Study Finds Hispanic Pediatric Patients at Increased Risk of Methotrexate Neurotoxicity During Treatment for ALL


Key Points

  • Hispanic pediatric patients with ALL were more likely than non-Hispanic whites to develop neurotoxicity during methotrexate chemotherapy. Treatment regimens were therefore modified in many of these patients, potentially raising the risk of relapse.
  • These findings add to evidence that minority patients, especially Hispanics, often encounter significant disparities in treatment outcomes for pediatric ALL. 
  • Future studies are needed to evaluate the biologic factors that may modify the risk of neurotoxicity among vulnerable patients.

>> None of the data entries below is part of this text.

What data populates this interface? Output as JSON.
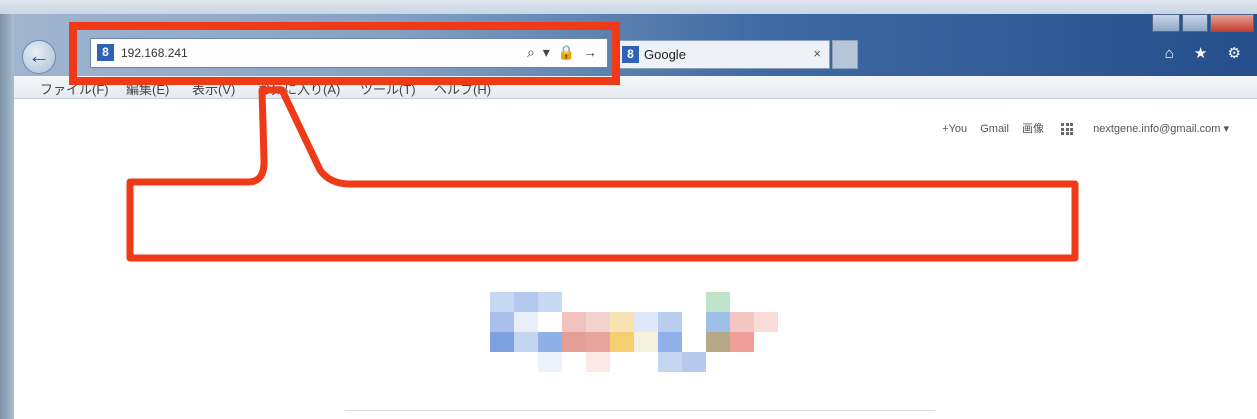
{
  "browser": {
    "back_glyph": "←",
    "address": "192.168.241",
    "address_tools": "⌕ ▾ 🔒 →",
    "tab": {
      "title": "Google",
      "close": "×"
    },
    "right_icons": "⌂ ★ ⚙"
  },
  "menubar": [
    "ファイル(F)",
    "編集(E)",
    "表示(V)",
    "お気に入り(A)",
    "ツール(T)",
    "ヘルプ(H)"
  ],
  "google_bar": {
    "plus": "+You",
    "gmail": "Gmail",
    "images": "画像",
    "account": "nextgene.info@gmail.com ▾"
  },
  "annotation": {
    "color": "#f03a17",
    "text": ""
  },
  "logo": {
    "alt": "Google (blurred)"
  }
}
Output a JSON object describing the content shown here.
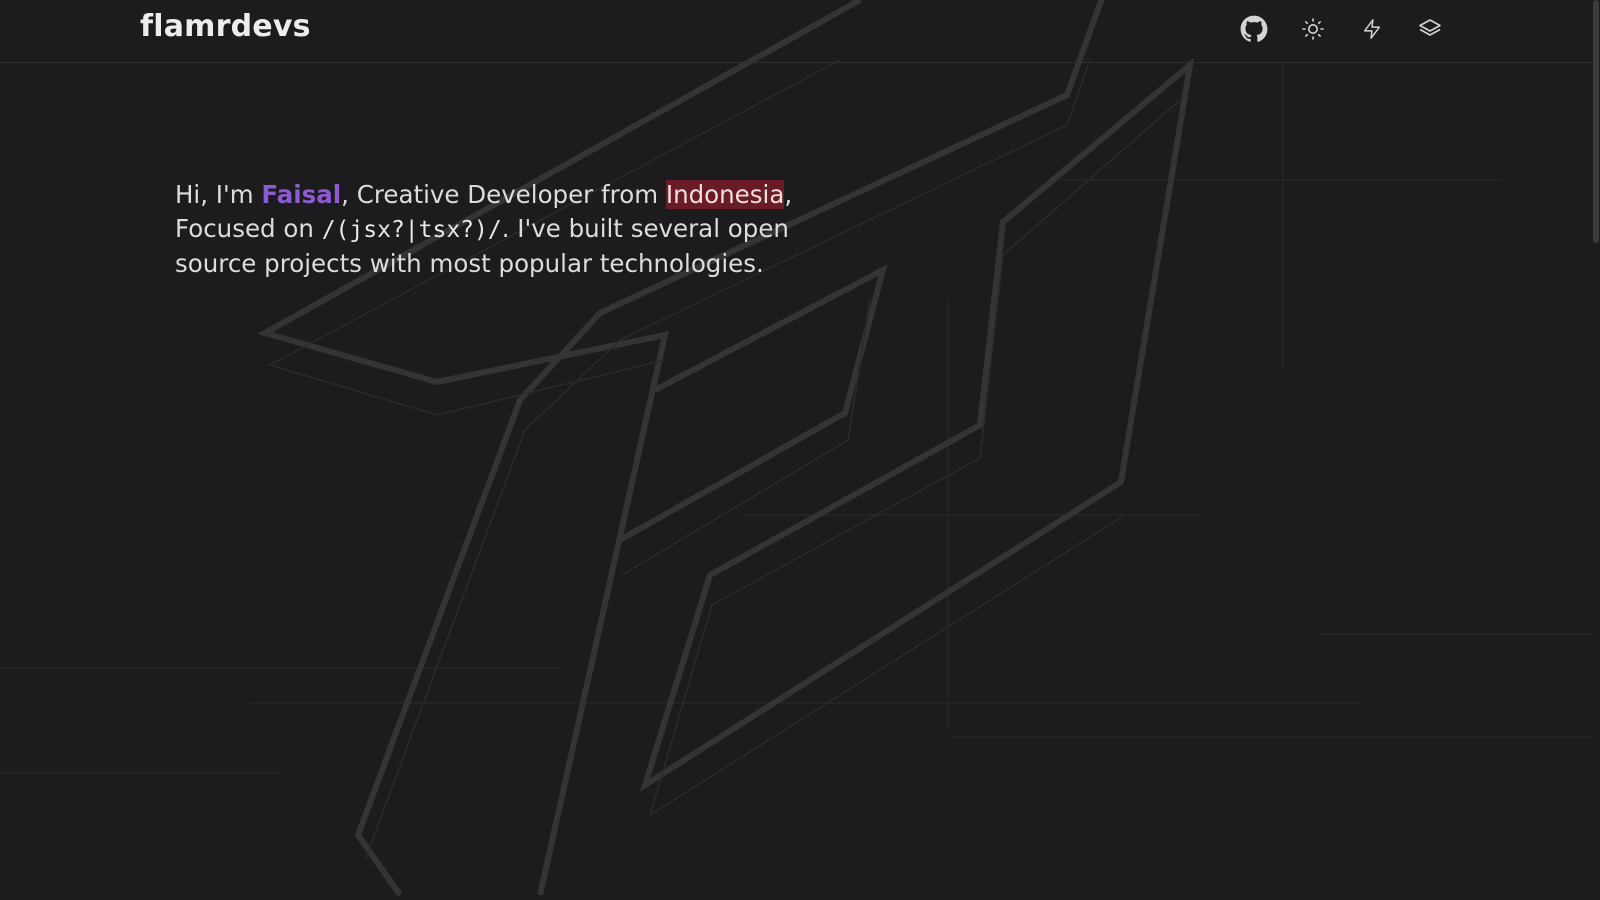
{
  "header": {
    "logo": "flamrdevs",
    "icons": [
      {
        "name": "github-icon",
        "label": "GitHub"
      },
      {
        "name": "sun-icon",
        "label": "Theme"
      },
      {
        "name": "bolt-icon",
        "label": "Projects"
      },
      {
        "name": "layers-icon",
        "label": "Stack"
      }
    ]
  },
  "intro": {
    "greeting": "Hi, I'm ",
    "name": "Faisal",
    "role": ", Creative Developer from ",
    "country": "Indonesia",
    "comma": ",",
    "focused": "Focused on ",
    "regex": "/(jsx?|tsx?)/",
    "rest": ". I've built several open source projects with most popular technologies."
  },
  "colors": {
    "background": "#1c1c1e",
    "accent": "#8d5bd1",
    "highlight": "#aa1e2d"
  }
}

Case studies have reported a high prevalence of methotrexate subacute neurotoxicity among Hispanic adolescents with acute lymphoblastic leukemia (ALL), suggesting sensitivity to methotrexate therapy may differ by race and ethnicity. Now, a prospective study in pediatric patients with ALL has found that Hispanic ethnicity was linked with an increased risk of developing methotrexate neurotoxicity, which was, in turn, associated with treatment modifications and disease relapse. Future studies are needed to evaluate biologic factors that may modify the risk of neurotoxicity among vulnerable patients, including Hispanic children with ALL. The study was published by Taylor et al in Clinical Cancer Research.

Study Methodology

Between 2012 and 2017, the researchers enrolled 280 newly diagnosed patients with ALL into a prospective study of treatment-related toxicity. The patients were undergoing treatment at one of three major pediatric cancer treatment centers in the United States, including the University of Arizona in Tucson, Children’s Minnesota in Minneapolis, and Texas Children’s Cancer Center in Houston.

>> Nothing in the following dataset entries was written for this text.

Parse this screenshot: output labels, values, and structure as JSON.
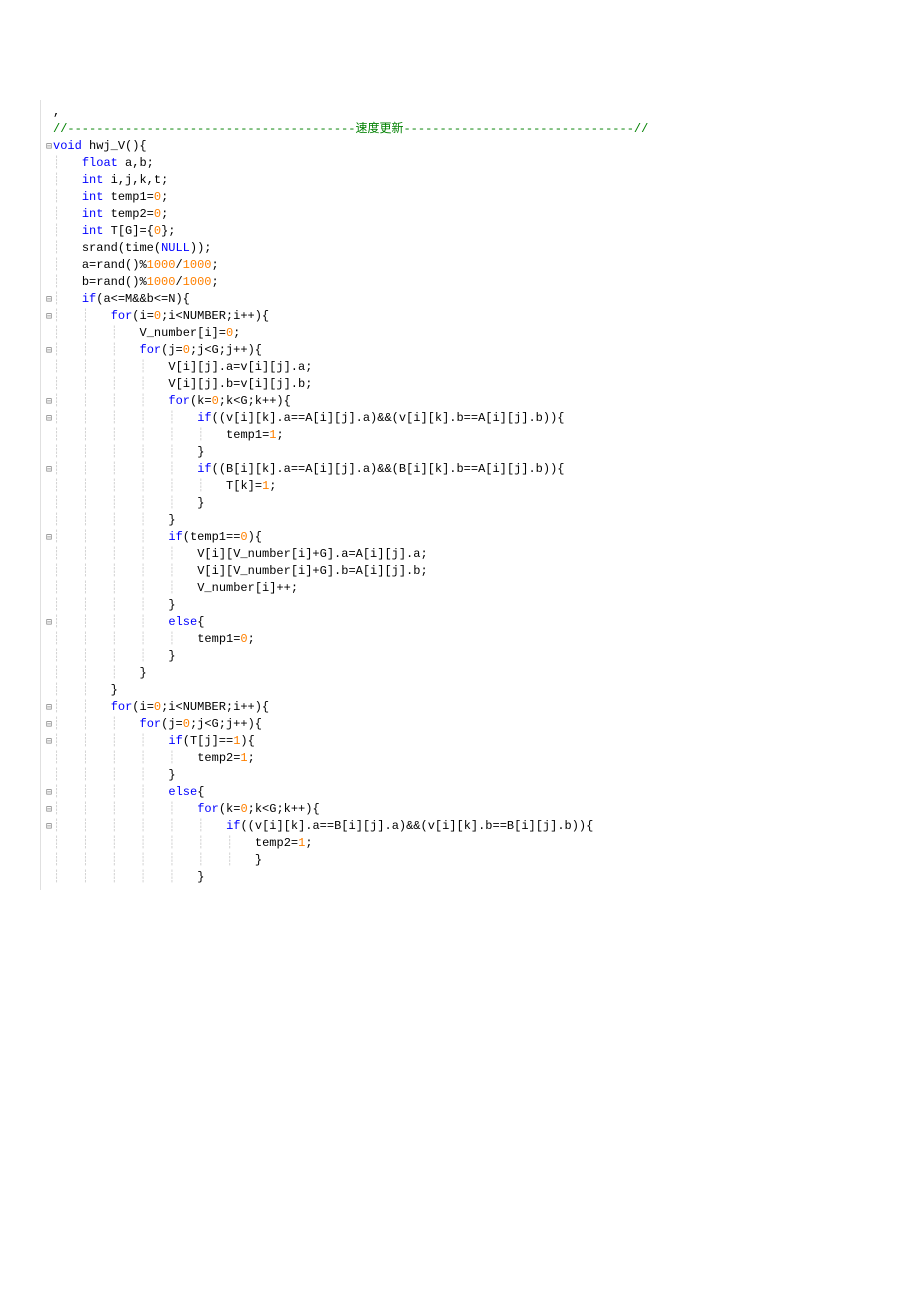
{
  "code": {
    "lines": [
      {
        "indent": 0,
        "html": ","
      },
      {
        "indent": 0,
        "html": "<span class='comment-green'>//----------------------------------------</span><span class='cn'>速度更新</span><span class='comment-green'>--------------------------------//</span>"
      },
      {
        "indent": 0,
        "fold": "⊟",
        "html": "<span class='kw'>void</span> hwj_V(){"
      },
      {
        "indent": 1,
        "html": "<span class='kw'>float</span> a,b;"
      },
      {
        "indent": 1,
        "html": "<span class='kw'>int</span> i,j,k,t;"
      },
      {
        "indent": 1,
        "html": "<span class='kw'>int</span> temp1=<span class='num'>0</span>;"
      },
      {
        "indent": 1,
        "html": "<span class='kw'>int</span> temp2=<span class='num'>0</span>;"
      },
      {
        "indent": 1,
        "html": "<span class='kw'>int</span> T[G]={<span class='num'>0</span>};"
      },
      {
        "indent": 1,
        "html": "srand(time(<span class='kw'>NULL</span>));"
      },
      {
        "indent": 1,
        "html": "a=rand()%<span class='num'>1000</span>/<span class='num'>1000</span>;"
      },
      {
        "indent": 1,
        "html": "b=rand()%<span class='num'>1000</span>/<span class='num'>1000</span>;"
      },
      {
        "indent": 1,
        "fold": "⊟",
        "html": "<span class='kw'>if</span>(a&lt;=M&amp;&amp;b&lt;=N){"
      },
      {
        "indent": 2,
        "fold": "⊟",
        "html": "<span class='kw'>for</span>(i=<span class='num'>0</span>;i&lt;NUMBER;i++){"
      },
      {
        "indent": 3,
        "html": "V_number[i]=<span class='num'>0</span>;"
      },
      {
        "indent": 3,
        "fold": "⊟",
        "html": "<span class='kw'>for</span>(j=<span class='num'>0</span>;j&lt;G;j++){"
      },
      {
        "indent": 4,
        "html": "V[i][j].a=v[i][j].a;"
      },
      {
        "indent": 4,
        "html": "V[i][j].b=v[i][j].b;"
      },
      {
        "indent": 4,
        "fold": "⊟",
        "html": "<span class='kw'>for</span>(k=<span class='num'>0</span>;k&lt;G;k++){"
      },
      {
        "indent": 5,
        "fold": "⊟",
        "html": "<span class='kw'>if</span>((v[i][k].a==A[i][j].a)&amp;&amp;(v[i][k].b==A[i][j].b)){"
      },
      {
        "indent": 6,
        "html": "temp1=<span class='num'>1</span>;"
      },
      {
        "indent": 5,
        "html": "}"
      },
      {
        "indent": 5,
        "fold": "⊟",
        "html": "<span class='kw'>if</span>((B[i][k].a==A[i][j].a)&amp;&amp;(B[i][k].b==A[i][j].b)){"
      },
      {
        "indent": 6,
        "html": "T[k]=<span class='num'>1</span>;"
      },
      {
        "indent": 5,
        "html": "}"
      },
      {
        "indent": 4,
        "html": "}"
      },
      {
        "indent": 4,
        "fold": "⊟",
        "html": "<span class='kw'>if</span>(temp1==<span class='num'>0</span>){"
      },
      {
        "indent": 5,
        "html": "V[i][V_number[i]+G].a=A[i][j].a;"
      },
      {
        "indent": 5,
        "html": "V[i][V_number[i]+G].b=A[i][j].b;"
      },
      {
        "indent": 5,
        "html": "V_number[i]++;"
      },
      {
        "indent": 4,
        "html": "}"
      },
      {
        "indent": 4,
        "fold": "⊟",
        "html": "<span class='kw'>else</span>{"
      },
      {
        "indent": 5,
        "html": "temp1=<span class='num'>0</span>;"
      },
      {
        "indent": 4,
        "html": "}"
      },
      {
        "indent": 3,
        "html": "}"
      },
      {
        "indent": 2,
        "html": "}"
      },
      {
        "indent": 2,
        "fold": "⊟",
        "html": "<span class='kw'>for</span>(i=<span class='num'>0</span>;i&lt;NUMBER;i++){"
      },
      {
        "indent": 3,
        "fold": "⊟",
        "html": "<span class='kw'>for</span>(j=<span class='num'>0</span>;j&lt;G;j++){"
      },
      {
        "indent": 4,
        "fold": "⊟",
        "html": "<span class='kw'>if</span>(T[j]==<span class='num'>1</span>){"
      },
      {
        "indent": 5,
        "html": "temp2=<span class='num'>1</span>;"
      },
      {
        "indent": 4,
        "html": "}"
      },
      {
        "indent": 4,
        "fold": "⊟",
        "html": "<span class='kw'>else</span>{"
      },
      {
        "indent": 5,
        "fold": "⊟",
        "html": "<span class='kw'>for</span>(k=<span class='num'>0</span>;k&lt;G;k++){"
      },
      {
        "indent": 6,
        "fold": "⊟",
        "html": "<span class='kw'>if</span>((v[i][k].a==B[i][j].a)&amp;&amp;(v[i][k].b==B[i][j].b)){"
      },
      {
        "indent": 7,
        "html": "temp2=<span class='num'>1</span>;"
      },
      {
        "indent": 7,
        "html": "}"
      },
      {
        "indent": 5,
        "html": "}"
      }
    ]
  }
}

The researchers reviewed the patients’ electronic medical records for suspected cases of acute or subacute methotrexate neurotoxicity. Suspected cases were defined as patients with a neurologic event, including stroke-like symptoms, aphasia, and seizures following intrathecal and/or intravenous methotrexate that resulted in modifications in intrathecal and/or intravenous methotrexate therapy.

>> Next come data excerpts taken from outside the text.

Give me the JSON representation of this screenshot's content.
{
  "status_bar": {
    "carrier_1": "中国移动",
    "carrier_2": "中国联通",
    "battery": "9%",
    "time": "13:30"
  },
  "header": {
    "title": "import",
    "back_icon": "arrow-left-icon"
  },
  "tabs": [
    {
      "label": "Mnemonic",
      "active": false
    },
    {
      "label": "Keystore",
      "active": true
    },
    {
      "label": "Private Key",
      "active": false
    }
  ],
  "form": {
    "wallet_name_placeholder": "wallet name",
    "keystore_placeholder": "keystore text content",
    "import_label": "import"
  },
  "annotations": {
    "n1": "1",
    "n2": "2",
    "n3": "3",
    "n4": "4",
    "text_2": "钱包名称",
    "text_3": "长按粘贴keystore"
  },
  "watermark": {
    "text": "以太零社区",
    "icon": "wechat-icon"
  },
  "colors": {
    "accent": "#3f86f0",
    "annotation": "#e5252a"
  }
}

Demographic information—such as patients’ sex, race, and ethnicity, and clinical information, such as diagnosis, chemotherapy dose, treatment risk group assignment, minimal residual disease status at day 29 of therapy, height and weight at diagnosis, and date of relapse or death—were also abstracted from the patients’ electronic medical records for review. Cox proportional hazards models were used to estimate the association between race/ethnicity and methotrexate neurotoxicity. Multivariable linear regression models compared treatment outcomes between patients with and without methotrexate neurotoxicity.

Study Results

The researchers found that of the 280 newly diagnosed patients enrolled in the study, 39 (13.9%) experienced methotrexate neurotoxicity. Compared with non-Hispanic whites, Hispanic patients experienced the greatest risk of methotrexate neurotoxicity (adjusted hazard ratio [HR] = 2.43, 95% confidence interval [CI] = 1.06–5.58) after accounting for sex, age at diagnosis, body mass index Z-score at diagnosis, and ALL risk stratification.

Patients who experienced a neurotoxic event received an average of 2.25 fewer doses of intrathecal methotrexate. Of the 39 cases of neurotoxicity, 6 (15.4%) experienced relapse during the study period, compared with 13 (2.1%) of the 241 patients without methotrexate neurotoxicity (P = .0038).

“We had observed that our Hispanic patients tended to experience neurotoxicity more often than other groups, but we were surprised to see the magnitude of the difference,” said Michael E. Scheurer, PhD, MPH, Associate Professor of Pediatrics at Baylor College of Medicine, Director of the Epidemiology Center at Texas Children’s Cancer Center, and a coauthor of the study.

“We want to make sure that we maintain the benefit of therapy for ALL, while trying to reduce disparities and minimize any of the risks,” he continued. “Biomarkers may someday allow us to identify patients upfront, before even beginning therapy, who might be at risk for such outcomes. If we can identify these at-risk patients, we can potentially employ strategies to either fully prevent or mitigate these toxicities.”

Funding for the study was provided by the National Institutes of Health and the Reducing Ethnic Disparities in Acute Leukemia Consortium. The study authors reported no conflicts of interest.

The content in this post has not been reviewed by the American Society of Clinical Oncology, Inc. (ASCO®) and does not necessarily reflect the ideas and opinions of ASCO®.